The genus Clostridium is a large and diverse group within the Bacillota (formerly Firmicutes), whose members can encode useful complex traits such as solvent production, gas-fermentation, and lignocellulose breakdown. We describe 270 genome sequences of solventogenic clostridia from a comprehensive industrial strain collection assembled by Professor David Jones that includes 194 C. beijerenckiI, 57 C. saccharobutylicum, 4 C. saccharoperbutylacetonicum, 5 C. butyricum, 7 C. acetobutylicum, and 3 C. tetanomorphum genomes. We report methods, analyses and characterization for phylogeny, key attributes, core biosynthetic genes, secondary metabolites, plasmids, prophage/CRISPR diversity, cellulosomes and quorum sensing for the 6 species. The expanded genomic data described here will facilitate engineering of solvent-producing clostridia as well as non-model microorganisms with innately desirable traits. Sequences could be applied in conventional platform biocatalysts such as yeast or Escherichia coli for enhanced chemical production. Recently, gene sequences from this collection were used to engineer Clostridium autoethanogenum, a gas-fermenting autotrophic acetogen, for continuous acetone or isopropanol production, as well as butanol, butanoic acid, hexanol and hexanoic acid production. 

README: Supplementary Dataset and Tables for Phylogenomics and Genetic Analysis of Solvent-Producing Clostridium Species

This Dryad submission supports a publication entitled “Phylogenomics and Genetic Analysis of Solvent-Producing Clostridium Species” accepted for publication at Scientific Data (SDATA-23-01651) in April 2024 (https://www.nature.com/sdata/).

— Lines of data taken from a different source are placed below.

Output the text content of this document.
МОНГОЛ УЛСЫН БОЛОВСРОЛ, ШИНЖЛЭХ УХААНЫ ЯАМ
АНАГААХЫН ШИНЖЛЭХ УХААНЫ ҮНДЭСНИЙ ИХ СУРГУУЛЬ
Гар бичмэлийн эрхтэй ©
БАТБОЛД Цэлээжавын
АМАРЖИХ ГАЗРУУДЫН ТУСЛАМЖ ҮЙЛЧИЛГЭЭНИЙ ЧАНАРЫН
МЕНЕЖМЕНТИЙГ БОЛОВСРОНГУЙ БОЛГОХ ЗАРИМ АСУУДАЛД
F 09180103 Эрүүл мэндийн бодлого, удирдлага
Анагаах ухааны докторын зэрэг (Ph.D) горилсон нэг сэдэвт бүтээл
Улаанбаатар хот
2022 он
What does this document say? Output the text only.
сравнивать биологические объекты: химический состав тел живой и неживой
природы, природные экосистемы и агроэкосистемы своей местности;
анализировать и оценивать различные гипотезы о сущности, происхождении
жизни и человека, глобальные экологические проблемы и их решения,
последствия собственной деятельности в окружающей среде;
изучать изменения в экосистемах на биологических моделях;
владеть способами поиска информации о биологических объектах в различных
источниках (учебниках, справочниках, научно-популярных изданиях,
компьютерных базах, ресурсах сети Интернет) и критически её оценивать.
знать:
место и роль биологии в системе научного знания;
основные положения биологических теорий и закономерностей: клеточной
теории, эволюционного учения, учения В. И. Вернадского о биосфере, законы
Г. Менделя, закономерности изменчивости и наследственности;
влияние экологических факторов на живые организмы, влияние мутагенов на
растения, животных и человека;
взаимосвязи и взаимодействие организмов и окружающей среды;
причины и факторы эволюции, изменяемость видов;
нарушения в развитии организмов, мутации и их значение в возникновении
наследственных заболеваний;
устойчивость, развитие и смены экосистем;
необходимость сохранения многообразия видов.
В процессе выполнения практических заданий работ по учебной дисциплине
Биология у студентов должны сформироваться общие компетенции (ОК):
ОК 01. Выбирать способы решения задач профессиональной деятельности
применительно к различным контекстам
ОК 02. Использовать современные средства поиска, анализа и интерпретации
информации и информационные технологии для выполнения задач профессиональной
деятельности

The paper describes 270 genome sequences and detailed analyses. The raw sequence and genome sequence information are publicly available, described in the publication and in the related works section of this submission. This Dryad dataset provides supplementary information to the Scientific Data publication.

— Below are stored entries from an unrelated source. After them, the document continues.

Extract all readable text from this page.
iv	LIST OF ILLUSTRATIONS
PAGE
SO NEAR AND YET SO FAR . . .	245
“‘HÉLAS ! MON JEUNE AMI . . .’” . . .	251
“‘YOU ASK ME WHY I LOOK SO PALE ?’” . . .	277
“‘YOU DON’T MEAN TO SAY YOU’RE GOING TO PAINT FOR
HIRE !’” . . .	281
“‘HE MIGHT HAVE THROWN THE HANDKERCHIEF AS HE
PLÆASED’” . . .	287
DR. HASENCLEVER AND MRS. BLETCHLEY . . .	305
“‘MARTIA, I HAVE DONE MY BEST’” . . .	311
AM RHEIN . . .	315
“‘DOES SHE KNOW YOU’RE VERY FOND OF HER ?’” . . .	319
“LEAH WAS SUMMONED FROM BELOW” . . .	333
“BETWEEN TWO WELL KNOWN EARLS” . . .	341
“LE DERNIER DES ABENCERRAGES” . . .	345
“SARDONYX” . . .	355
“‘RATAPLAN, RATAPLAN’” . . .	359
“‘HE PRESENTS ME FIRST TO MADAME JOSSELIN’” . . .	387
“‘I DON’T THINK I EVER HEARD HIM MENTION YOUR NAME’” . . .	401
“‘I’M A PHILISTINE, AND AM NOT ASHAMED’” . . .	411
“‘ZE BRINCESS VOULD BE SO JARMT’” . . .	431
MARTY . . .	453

Description of the data and file structure

There are 11 files in this dataset in excel format:

Supplementary Table 1. This file contains 270 DJ strain designations, linked to database references (e.g. GenBank accession numbers, Genome IDs) and provides important genome analysis results such as CheckM2 outputs, contig and gene numbers. Header information is provided in row 1 and information is organized by strain designation in ascending order.

Supplementary Table 2. A subset of strains whose genomes are described in the Sci Data paper are available from international culture collection are listed in this table (colored red). The table is arranged by phylogenetic clade and by species/strain designations and it also provides other strains for multiple species that are also deposited in international culture collections (colored black). The table contents for different species contains several blank cells that separate species for visual ease of access.

Supplementary Table 3. The National Chemical Products (NCP) chemical and fermentation company operated industrial ABE fermentation processes in South Africa from 1935 to 1983. This table provides cross reference information for newly generated genome sequence information to historical NCP designations. Header information is provided in row 1. Information is organized by DJ strain designation in ascending order, followed NCP information, then full strain name and associated JGI IMG Genome ID separated by a comma.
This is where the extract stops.